Jackie Delaney and husband Jim, right, are members of Legatus who attended the Nov. 12 celebration, along with member Tim Flanagan, left.

A glitch arose in that it wasn’t too long before the nature of Legatus became publicly known, and some members who headed publicly traded corporations received negative feedback from their boards and shareholders because of the sectarian nature of Legatus.

Many members withdrew over the next few years, and to this day most members are not the heads of publicly traded companies.

But even with the smaller membership it continued to thrive.

“There is a tremendous amount of love and faith at our meetings,” Hansen said.

Also singled out for special honor was Msgr. John Close, who has served as chaplain of the group for most of its existence.

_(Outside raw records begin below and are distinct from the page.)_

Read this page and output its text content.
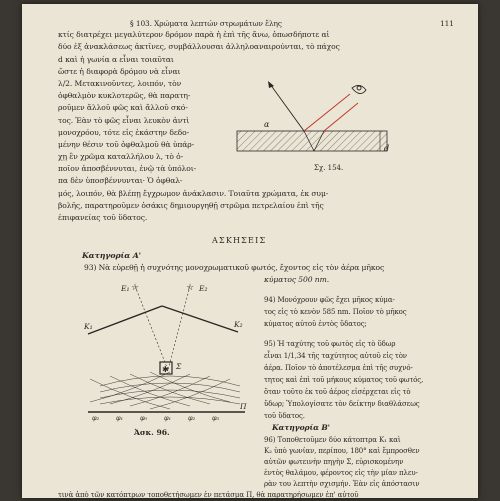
§ 103. Χρώματα λεπτών στρωμάτων ἔλης	111
κτίς διατρέχει μεγαλύτερον δρόμον παρὰ ἡ ἐπὶ τῆς ἄνω, ὁπωσδήποτε αἱ
δύο ἐξ ἀνακλάσεως ἀκτῖνες, συμβάλλουσαι ἀλληλοαναιρούνται, τὸ πάχος
d καὶ ἡ γωνία α εἶναι τοιαῦται
ὥστε ἡ διαφορὰ δρόμου νὰ εἶναι
λ/2. Μετακινοῦντες, λοιπόν, τὸν
ὀφθαλμὸν κυκλοτερῶς, θὰ παρατη-
ροῦμεν ἄλλοῦ φῶς καὶ ἄλλοῦ σκό-
τος. Ἐὰν τὸ φῶς εἶναι λευκὸν ἀντὶ
μονοχρόου, τότε εἰς ἑκάστην δεδο-
μένην θέσιν τοῦ ὀφθαλμοῦ θὰ ὑπάρ-
χῃ ἓν χρῶμα καταλλήλου λ, τὸ ὁ-
ποῖον ἀποσβέννυται, ἐνῷ τὰ ὑπόλοι-
πα δὲν ὑποσβέννυνται· Ὁ ὀφθαλ-
μός, λοιπόν, θὰ βλέπῃ ἔγχρωμον ἀνάκλασιν. Τοιαῦτα χρώματα, ἐκ συμ-
βολῆς, παρατηροῦμεν ὁσάκις δημιουργηθῇ στρῶμα πετρελαίου ἐπὶ τῆς
ἐπιφανείας τοῦ ὕδατος.
α
d
Σχ. 154.
ΑΣΚΗΣΕΙΣ
Κατηγορία Α'
93) Νὰ εὑρεθῇ ἡ συχνότης μονοχρωματικοῦ φωτός, ἔχοντος εἰς τὸν ἀέρα μῆκος
κύματος 500 nm.
94) Μονόχρουν φῶς ἔχει μῆκος κύμα-
τος εἰς τὸ κενὸν 585 nm. Ποῖον τὸ μῆκος
κύματος αὐτοῦ ἐντὸς ὕδατος;
95) Ἡ ταχύτης τοῦ φωτὸς εἰς τὸ ὕδωρ
εἶναι 1/1,34 τῆς ταχύτητος αὐτοῦ εἰς τὸν
ἀέρα. Ποῖον τὸ ἀποτέλεσμα ἐπὶ τῆς συχνό-
τητος καὶ ἐπὶ τοῦ μήκους κύματος τοῦ φωτός,
ὅταν τοῦτο ἐκ τοῦ ἀέρος εἰσέρχεται εἰς τὸ
ὕδωρ; Ὑπολογίσατε τὸν δείκτην διαθλάσεως
τοῦ ὕδατος.
☆	☆
✱
E₁	E₂
K₁	K₂
Σ
Π
φ₂	φ₁	φ₀	φ₁	φ₂	φ₃
Ἀσκ. 96.
Κατηγορία Β'
96) Τοποθετοῦμεν δύο κάτοπτρα K₁ καὶ
K₂ ὑπὸ γωνίαν, περίπου, 180° καὶ ἔμπροσθεν
αὐτῶν φωτεινὴν πηγὴν Σ, εὐρισκομένην
ἐντὸς θαλάμου, φέροντος εἰς τὴν μίαν πλευ-
ρὰν του λεπτὴν σχισμήν. Ἐὰν εἰς ἀπόστασιν
τινὰ ἀπὸ τῶν κατόπτρων τοποθετήσωμεν ἐν πετάσμα Π, θὰ παρατηρήσωμεν ἐπ' αὐτοῦ
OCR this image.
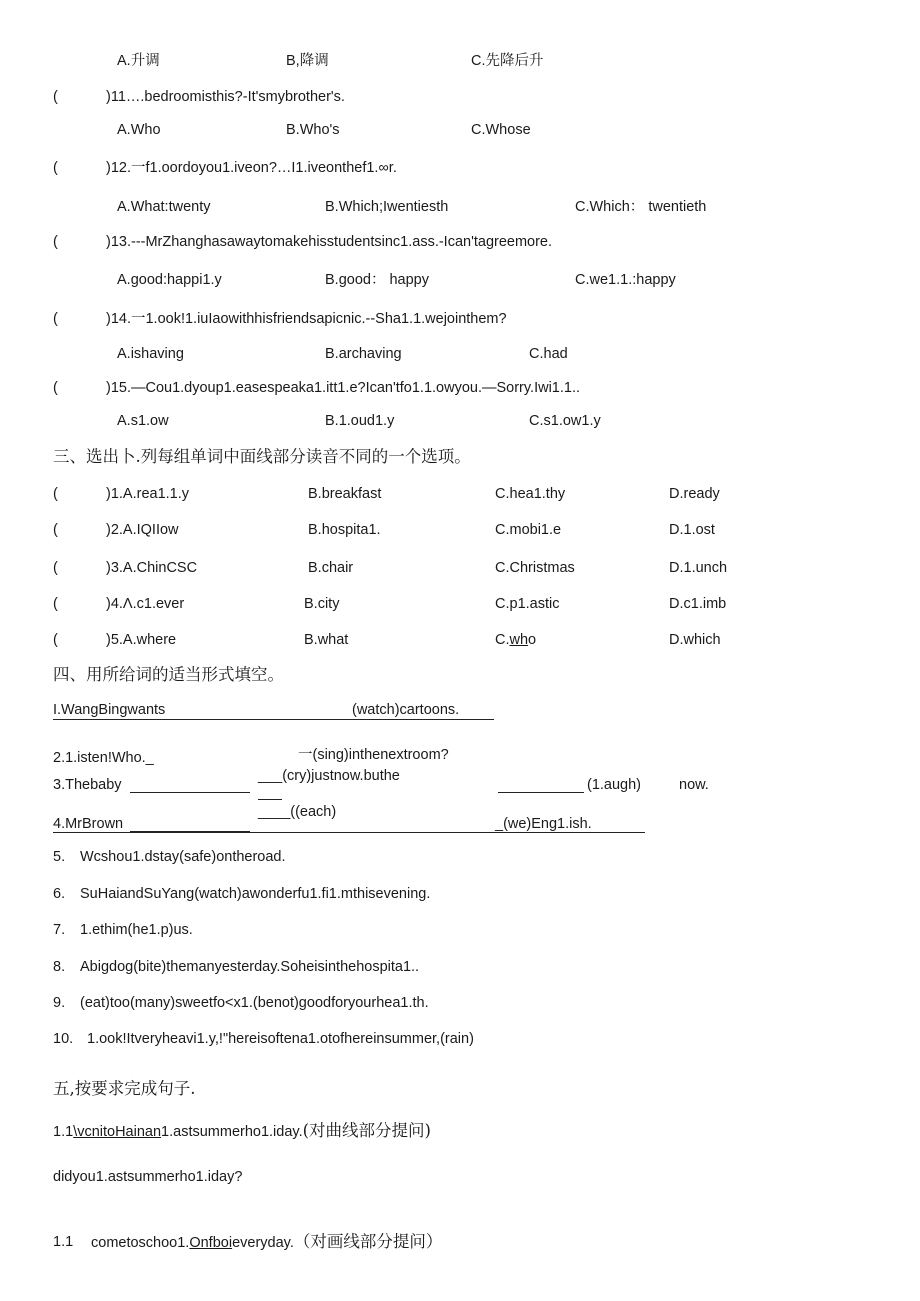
A.升调	B,降调	C.先降后升
(	)11….bedroomisthis?-It'smybrother's.
A.Who	B.Who's	C.Whose
(	)12.一f1.oordoyou1.iveon?…I1.iveonthef1.∞r.
A.What:twenty	B.Which;Iwentiesth	C.Which： twentieth
(	)13.---MrZhanghasawaytomakehisstudentsinc1.ass.-Ican'tagreemore.
A.good:happi1.y	B.good： happy	C.we1.1.:happy
(	)14.一1.ook!1.iuIaowithhisfriendsapicnic.--Sha1.1.wejointhem?
A.ishaving	B.archaving	C.had
(	)15.—Cou1.dyoup1.easespeaka1.itt1.e?Ican'tfo1.1.owyou.—Sorry.Iwi1.1..
A.s1.ow	B.1.oud1.y	C.s1.ow1.y
三、选出卜.列每组单词中面线部分读音不同的一个选项。
(	)1.A.rea1.1.y	B.breakfast	C.hea1.thy	D.ready
(	)2.A.IQIIow	B.hospita1.	C.mobi1.e	D.1.ost
(	)3.A.ChinCSC	B.chair	C.Christmas	D.1.unch
(	)4.Λ.c1.ever	B.city	C.p1.astic	D.c1.imb
(	)5.A.where	B.what	C.who	D.which
四、用所给词的适当形式填空。
I.WangBingwants	(watch)cartoons.
一(sing)inthenextroom?
2.1.isten!Who._
___(cry)justnow.buthe
3.Thebaby	(1.augh)	now.
____((each)
4.MrBrown	_(we)Eng1.ish.
5. Wcshou1.dstay(safe)ontheroad.
6. SuHaiandSuYang(watch)awonderfu1.fi1.mthisevening.
7. 1.ethim(he1.p)us.
8. Abigdog(bite)themanyesterday.Soheisinthehospita1..
9. (eat)too(many)sweetfo<x1.(benot)goodforyourhea1.th.
10. 1.ook!Itveryheavi1.y,!"hereisoftena1.otofhereinsummer,(rain)
五,按要求完成句子.
1.1\vcnitoHainan1.astsummerho1.iday.(对曲线部分提问)
didyou1.astsummerho1.iday?
1.1 cometoschoo1.Onfboieveryday.（对画线部分提问）
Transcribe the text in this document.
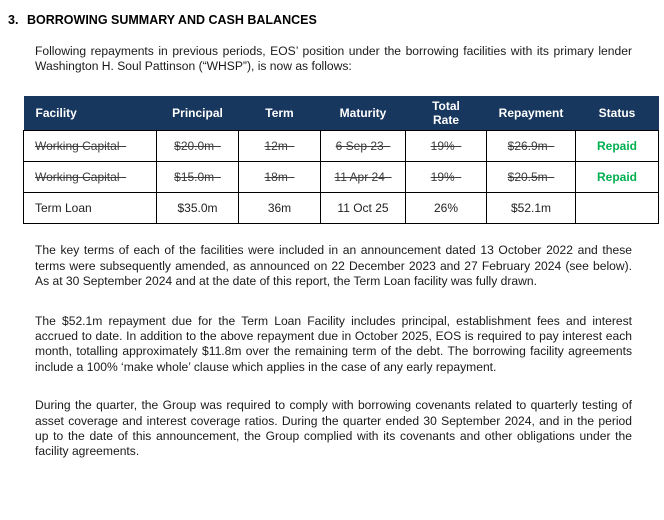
3. BORROWING SUMMARY AND CASH BALANCES

Following repayments in previous periods, EOS’ position under the borrowing facilities with its primary lender Washington H. Soul Pattinson (“WHSP”), is now as follows:

Facility	Principal	Term	Maturity	Total Rate	Repayment	Status
Working Capital	$20.0m	12m	6 Sep 23	19%	$26.9m	Repaid
Working Capital	$15.0m	18m	11 Apr 24	19%	$20.5m	Repaid
Term Loan	$35.0m	36m	11 Oct 25	26%	$52.1m	

The key terms of each of the facilities were included in an announcement dated 13 October 2022 and these terms were subsequently amended, as announced on 22 December 2023 and 27 February 2024 (see below). As at 30 September 2024 and at the date of this report, the Term Loan facility was fully drawn.

The $52.1m repayment due for the Term Loan Facility includes principal, establishment fees and interest accrued to date. In addition to the above repayment due in October 2025, EOS is required to pay interest each month, totalling approximately $11.8m over the remaining term of the debt. The borrowing facility agreements include a 100% ‘make whole’ clause which applies in the case of any early repayment.

During the quarter, the Group was required to comply with borrowing covenants related to quarterly testing of asset coverage and interest coverage ratios. During the quarter ended 30 September 2024, and in the period up to the date of this announcement, the Group complied with its covenants and other obligations under the facility agreements.
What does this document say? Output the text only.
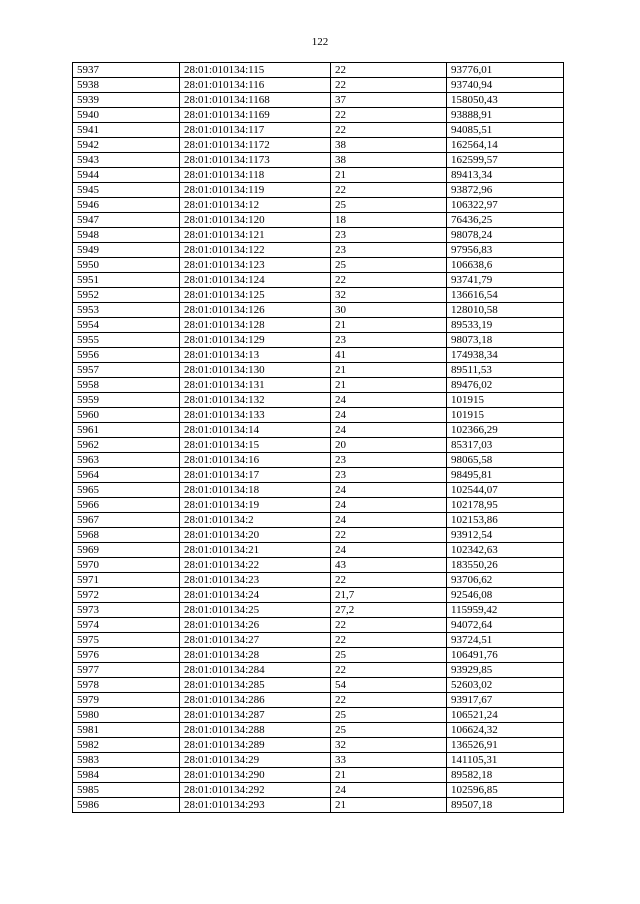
122
5937	28:01:010134:115	22	93776,01
5938	28:01:010134:116	22	93740,94
5939	28:01:010134:1168	37	158050,43
5940	28:01:010134:1169	22	93888,91
5941	28:01:010134:117	22	94085,51
5942	28:01:010134:1172	38	162564,14
5943	28:01:010134:1173	38	162599,57
5944	28:01:010134:118	21	89413,34
5945	28:01:010134:119	22	93872,96
5946	28:01:010134:12	25	106322,97
5947	28:01:010134:120	18	76436,25
5948	28:01:010134:121	23	98078,24
5949	28:01:010134:122	23	97956,83
5950	28:01:010134:123	25	106638,6
5951	28:01:010134:124	22	93741,79
5952	28:01:010134:125	32	136616,54
5953	28:01:010134:126	30	128010,58
5954	28:01:010134:128	21	89533,19
5955	28:01:010134:129	23	98073,18
5956	28:01:010134:13	41	174938,34
5957	28:01:010134:130	21	89511,53
5958	28:01:010134:131	21	89476,02
5959	28:01:010134:132	24	101915
5960	28:01:010134:133	24	101915
5961	28:01:010134:14	24	102366,29
5962	28:01:010134:15	20	85317,03
5963	28:01:010134:16	23	98065,58
5964	28:01:010134:17	23	98495,81
5965	28:01:010134:18	24	102544,07
5966	28:01:010134:19	24	102178,95
5967	28:01:010134:2	24	102153,86
5968	28:01:010134:20	22	93912,54
5969	28:01:010134:21	24	102342,63
5970	28:01:010134:22	43	183550,26
5971	28:01:010134:23	22	93706,62
5972	28:01:010134:24	21,7	92546,08
5973	28:01:010134:25	27,2	115959,42
5974	28:01:010134:26	22	94072,64
5975	28:01:010134:27	22	93724,51
5976	28:01:010134:28	25	106491,76
5977	28:01:010134:284	22	93929,85
5978	28:01:010134:285	54	52603,02
5979	28:01:010134:286	22	93917,67
5980	28:01:010134:287	25	106521,24
5981	28:01:010134:288	25	106624,32
5982	28:01:010134:289	32	136526,91
5983	28:01:010134:29	33	141105,31
5984	28:01:010134:290	21	89582,18
5985	28:01:010134:292	24	102596,85
5986	28:01:010134:293	21	89507,18
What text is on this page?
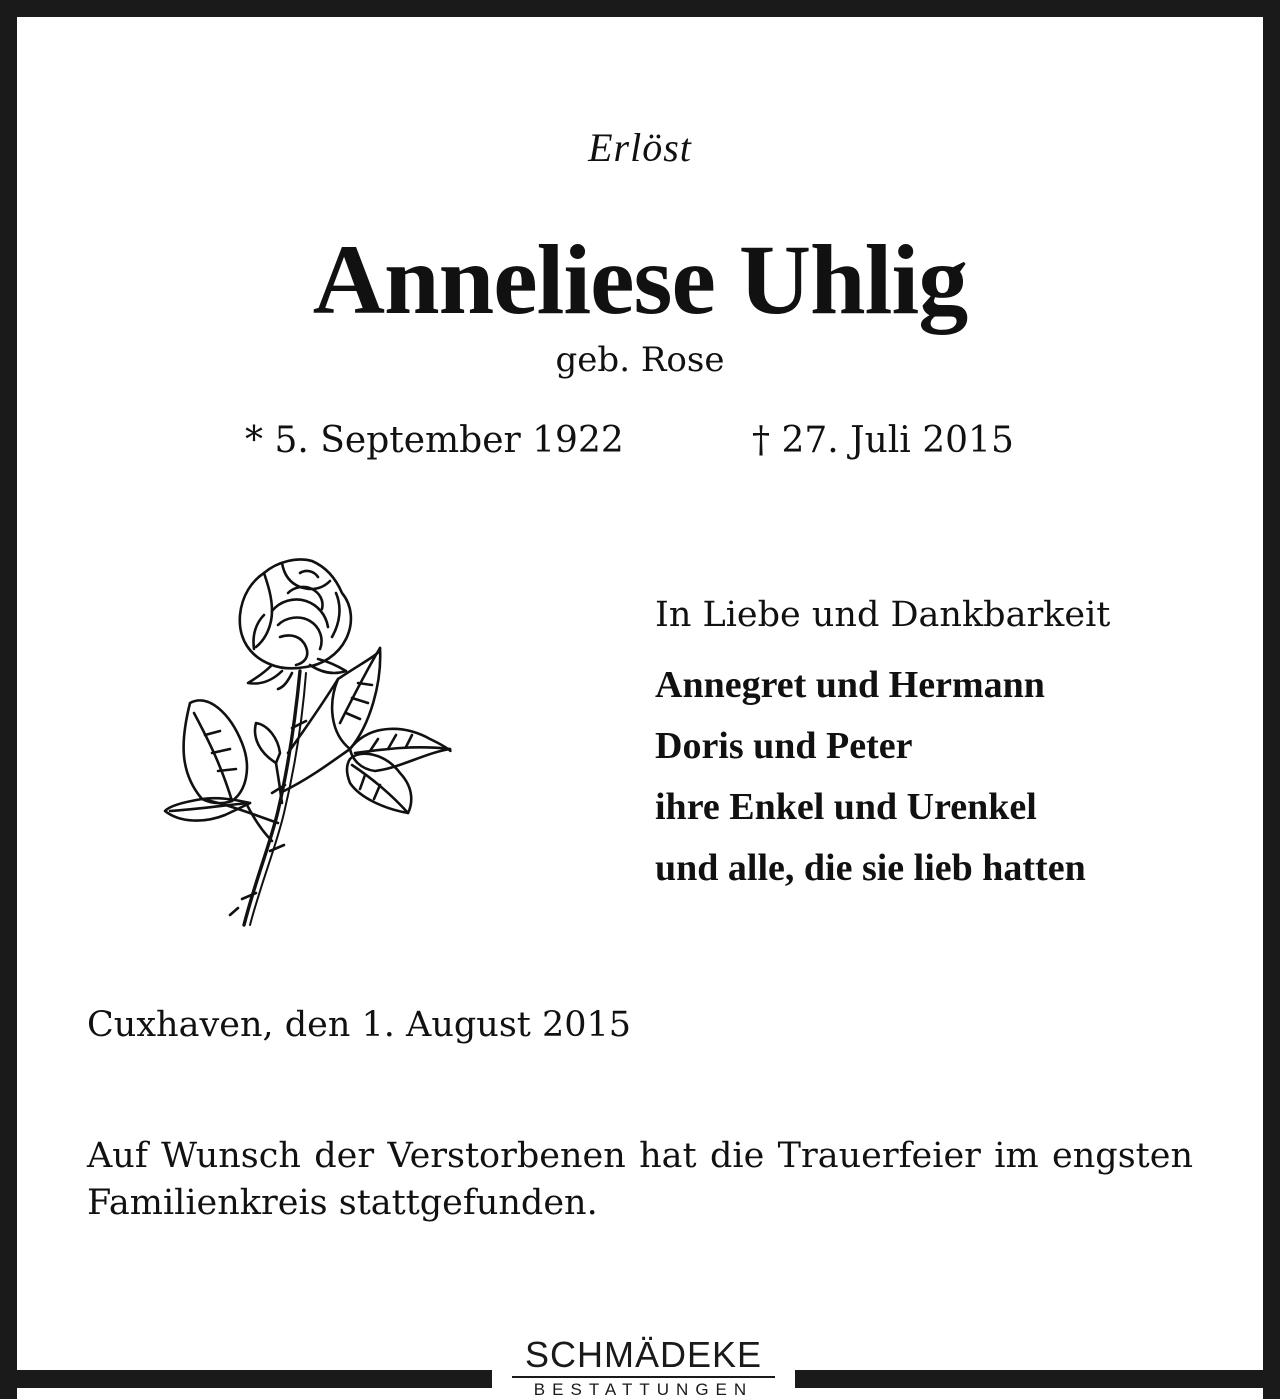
Erlöst

Anneliese Uhlig

geb. Rose

* 5. September 1922	† 27. Juli 2015

In Liebe und Dankbarkeit

Annegret und Hermann

Doris und Peter

ihre Enkel und Urenkel

und alle, die sie lieb hatten

Cuxhaven, den 1. August 2015

Auf Wunsch der Verstorbenen hat die Trauerfeier im engsten Familienkreis stattgefunden.

SCHMÄDEKE

BESTATTUNGEN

The scheduled speaker for the evening was to be Dr. Scott Hahn, who has an international reputation as a speaker and writer on Scripture, theology and the Catholic faith. Unfortunately he was stricken with the flu and had to cancel several Philadelphia engagements, including the Legatus meeting.

A more than adequate last minute replacement was Colorado-based Dr. Timothy Gray, a founding member of the Augustine Institute and also a widely published theologian.

Speaking of the New Evangelization, Gray said the subject is about God as revealed in Isaiah 43:19, “Behold I am doing a new thing.”

“When we realize it is about God, then we have the Hope of Pope John Paul II, the Faith of Pope Benedict and the Love of Pope Francis,” he said.

While Legatus is at heart a lay organization, its current president, Alvin Clay, is technically not a layman because he is an ordained permanent deacon.

“As a deacon, I have the privilege of living in the world of the clergy and the world of business at the same time,” he said. “I learned soon after my ordination that I can’t leave one behind as I exercise the other. Legatus helps me live that truth out – not just the call of my ordination, but the call each one of us receives at baptism.”

The library of the venerable Union League of Philadelphia hosted Mass, with Bishop Louis DeSimone as main celebrant, for members of the Philadelphia chapter of Legatus.